In a later judgment of the Supreme Court in the case of State of Punjab v. Qaisar Jehan Begum : 1SCR971 the decision in Harish Chandra's case was approved and the question posed was 'When did the respondents know the award either actually or constructively?' It was also held that the knowledge of the award did not mean a mere knowledge of the fact that an award had been made but the knowledge must relate to the essential contents of the award and that even these contents may be known either actually or constructively.

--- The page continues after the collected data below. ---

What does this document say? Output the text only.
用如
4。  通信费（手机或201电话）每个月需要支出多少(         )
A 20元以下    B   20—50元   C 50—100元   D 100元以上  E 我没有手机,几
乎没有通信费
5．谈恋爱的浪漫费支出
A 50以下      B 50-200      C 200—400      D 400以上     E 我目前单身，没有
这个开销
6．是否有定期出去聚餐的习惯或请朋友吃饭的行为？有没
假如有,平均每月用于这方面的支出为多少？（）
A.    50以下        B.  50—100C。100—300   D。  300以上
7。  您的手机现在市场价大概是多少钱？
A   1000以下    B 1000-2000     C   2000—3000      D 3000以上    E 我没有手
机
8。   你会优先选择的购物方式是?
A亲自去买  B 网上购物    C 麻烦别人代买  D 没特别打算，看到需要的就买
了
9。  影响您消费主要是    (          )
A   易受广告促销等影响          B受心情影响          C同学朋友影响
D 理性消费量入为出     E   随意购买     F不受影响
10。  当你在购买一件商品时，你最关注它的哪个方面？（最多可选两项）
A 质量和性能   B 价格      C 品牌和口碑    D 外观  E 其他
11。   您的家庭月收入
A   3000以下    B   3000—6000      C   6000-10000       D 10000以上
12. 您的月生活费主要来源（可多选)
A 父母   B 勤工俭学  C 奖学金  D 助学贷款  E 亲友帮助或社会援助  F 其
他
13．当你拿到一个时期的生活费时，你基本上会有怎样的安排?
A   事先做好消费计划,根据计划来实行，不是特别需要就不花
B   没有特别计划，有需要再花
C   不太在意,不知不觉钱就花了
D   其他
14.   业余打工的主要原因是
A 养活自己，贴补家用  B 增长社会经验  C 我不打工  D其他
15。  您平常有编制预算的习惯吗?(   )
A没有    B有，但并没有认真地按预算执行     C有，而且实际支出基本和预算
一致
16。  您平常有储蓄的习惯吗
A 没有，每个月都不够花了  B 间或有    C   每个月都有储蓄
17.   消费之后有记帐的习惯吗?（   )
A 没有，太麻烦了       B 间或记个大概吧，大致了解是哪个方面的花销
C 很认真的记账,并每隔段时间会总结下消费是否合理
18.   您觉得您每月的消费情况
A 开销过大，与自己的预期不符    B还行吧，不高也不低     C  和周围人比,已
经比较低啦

20. It would appear to me that in considering the question of limitation as to whether an appeal or a revision application is in time, what the relevant authorities have to consider is not only whether the order appealed against was formally communicated to the parties concerned, but also when the parties concerned actually came to know about the particular order. In other words, on the principles of natural justice and fair play, formal communication is not the criteria. If it could be shown that the party concerned had knowledge of the making as well as the basic contents of the order appealed against, then the limitation must run notwithstanding the fact that a formal communication, by serving a notice, has not been effected. In the case before us, there is nothing to show that the order was formally communicated. Unfortunately there is no material either from which it could be concluded that the appellant knew about the order and its contents at any particular time. By the Court;
21. Rule is made absolute. Costs costs in the cause.